[email protected] wrote:

----- Original Message -----
From: Kristofer Munsterhjelm Date: Wednesday, July 13, 2011 2:12 pm
Subject: Re: [EM] Centrist vs. non-Centrists (was A distance based method)
To: [email protected]
Cc: Jameson Quinn , [email protected]

I think you said that these are related, even: that PR methods and stochastic single-winner methods are similar, seeking proportionality (the former in seats, the latter in time).


Precisely. Andy Jennings was the one who hit on the key idea for
constructing a lottery directly from a PR method; just do an N-winner
PR method for large N, and treat the candidates like we treat parties
in a party list method; keep the candidates in the running after they
have already won a seat. Then the number of seats won by the
candidate divided by the total number of seats is the candidate's
probability in the lottery.

How would that work with combinatorial methods like PAV -- would you just clone each candidate a very large number of times? (I guess the question is academic because running a combinatorial method with a very large number of candidates would take too much time anyway.)

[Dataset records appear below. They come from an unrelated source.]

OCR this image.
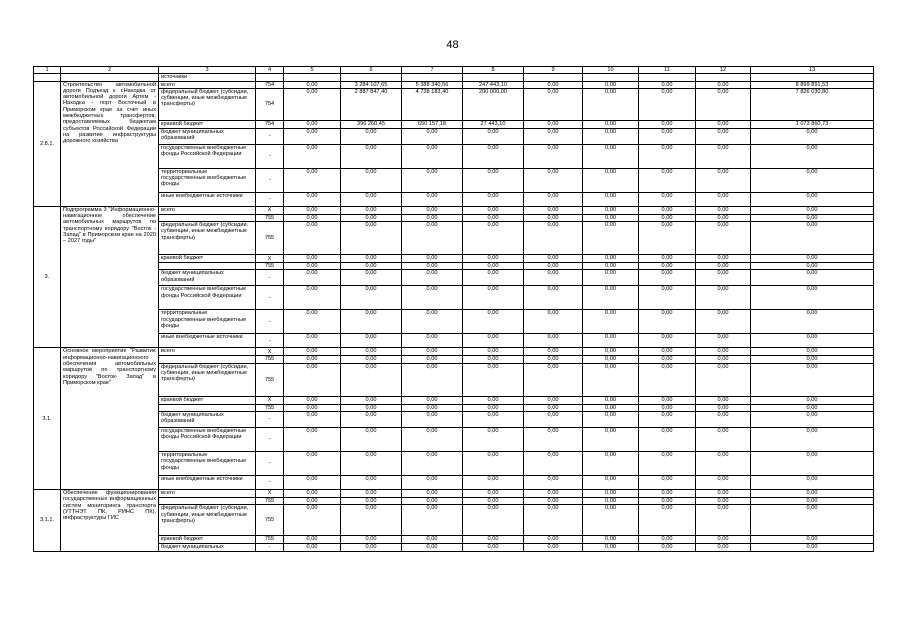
48
1	2	3	4	5	6	7	8	9	10	11	12	13
		источники										
2.8.1.	Строительство автомобильной дороги Подъезд к г.Находка от автомобильной дороги Артем - Находка - порт Восточный в Приморском крае за счет иных межбюджетных трансфертов, предоставляемых бюджетам субъектов Российской Федерации на развитие инфраструктуры дорожного хозяйства	всего	754	0,00	3 284 107,65	5 388 340,56	247 443,10	0,00	0,00	0,00	0,00	8 899 891,53
		федеральный бюджет (субсидии, субвенции, иные межбюджетные трансферты)	754	0,00	2 887 847,40	4 738 183,40	200 000,00	0,00	0,00	0,00	0,00	7 826 030,80
		краевой бюджет	754	0,00	396 260,45	650 157,18	27 443,10	0,00	0,00	0,00	0,00	1 073 860,73
		бюджет муниципальных образований	-	0,00	0,00	0,00	0,00	0,00	0,00	0,00	0,00	0,00
		государственные внебюджетные фонды Российской Федерации	-	0,00	0,00	0,00	0,00	0,00	0,00	0,00	0,00	0,00
		территориальные государственные внебюджетные фонды	-	0,00	0,00	0,00	0,00	0,00	0,00	0,00	0,00	0,00
		иные внебюджетные источники	-	0,00	0,00	0,00	0,00	0,00	0,00	0,00	0,00	0,00
3.	Подпрограмма 3 "Информационно-навигационное обеспечение автомобильных маршрутов по транспортному коридору "Восток - Запад" в Приморском крае на 2020 – 2027 годы"	всего	X	0,00	0,00	0,00	0,00	0,00	0,00	0,00	0,00	0,00
			755	0,00	0,00	0,00	0,00	0,00	0,00	0,00	0,00	0,00
		федеральный бюджет (субсидии, субвенции, иные межбюджетные трансферты)	755	0,00	0,00	0,00	0,00	0,00	0,00	0,00	0,00	0,00
		краевой бюджет	X	0,00	0,00	0,00	0,00	0,00	0,00	0,00	0,00	0,00
			755	0,00	0,00	0,00	0,00	0,00	0,00	0,00	0,00	0,00
		бюджет муниципальных образований	-	0,00	0,00	0,00	0,00	0,00	0,00	0,00	0,00	0,00
		государственные внебюджетные фонды Российской Федерации	-	0,00	0,00	0,00	0,00	0,00	0,00	0,00	0,00	0,00
		территориальные государственные внебюджетные фонды	-	0,00	0,00	0,00	0,00	0,00	0,00	0,00	0,00	0,00
		иные внебюджетные источники	-	0,00	0,00	0,00	0,00	0,00	0,00	0,00	0,00	0,00
3.1.	Основное мероприятие "Развитие информационно-навигационного обеспечения автомобильных маршрутов по транспортному коридору "Восток- Запад" в Приморском крае"	всего	X	0,00	0,00	0,00	0,00	0,00	0,00	0,00	0,00	0,00
			755	0,00	0,00	0,00	0,00	0,00	0,00	0,00	0,00	0,00
		федеральный бюджет (субсидии, субвенции, иные межбюджетные трансферты)	755	0,00	0,00	0,00	0,00	0,00	0,00	0,00	0,00	0,00
		краевой бюджет	X	0,00	0,00	0,00	0,00	0,00	0,00	0,00	0,00	0,00
			755	0,00	0,00	0,00	0,00	0,00	0,00	0,00	0,00	0,00
		бюджет муниципальных образований	-	0,00	0,00	0,00	0,00	0,00	0,00	0,00	0,00	0,00
		государственные внебюджетные фонды Российской Федерации	-	0,00	0,00	0,00	0,00	0,00	0,00	0,00	0,00	0,00
		территориальные государственные внебюджетные фонды	-	0,00	0,00	0,00	0,00	0,00	0,00	0,00	0,00	0,00
		иные внебюджетные источники	-	0,00	0,00	0,00	0,00	0,00	0,00	0,00	0,00	0,00
3.1.1.	Обеспечение функционирования государственных информационных систем мониторинга транспорта (УТТНЭТ ПК, РИНС ПК), инфраструктуры ГИС	всего	X	0,00	0,00	0,00	0,00	0,00	0,00	0,00	0,00	0,00
			755	0,00	0,00	0,00	0,00	0,00	0,00	0,00	0,00	0,00
		федеральный бюджет (субсидии, субвенции, иные межбюджетные трансферты)	755	0,00	0,00	0,00	0,00	0,00	0,00	0,00	0,00	0,00
		краевой бюджет	755	0,00	0,00	0,00	0,00	0,00	0,00	0,00	0,00	0,00
		бюджет муниципальных	-	0,00	0,00	0,00	0,00	0,00	0,00	0,00	0,00	0,00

Also, is there any way of going in the reverse direction? I can see how one could turn the lottery into a party list PR allocation: just give each party a number of seats proportional to the chance they have in the lottery, resolving rounding problems by apportionment algorithm of choice. That works when the number of seats is large. There might be too little information to go to individual member multiwinner methods from a lottery, though. Perhaps something to the effect of, when picking n members, just spin a roulette wheel with zones of size proportional to the chances in the lottery. If the ball lands on a zone of an already elected candidate, spin again, otherwise elect the candidate in question. Repeat until n candidates have been elected. That is nondeterministic, however.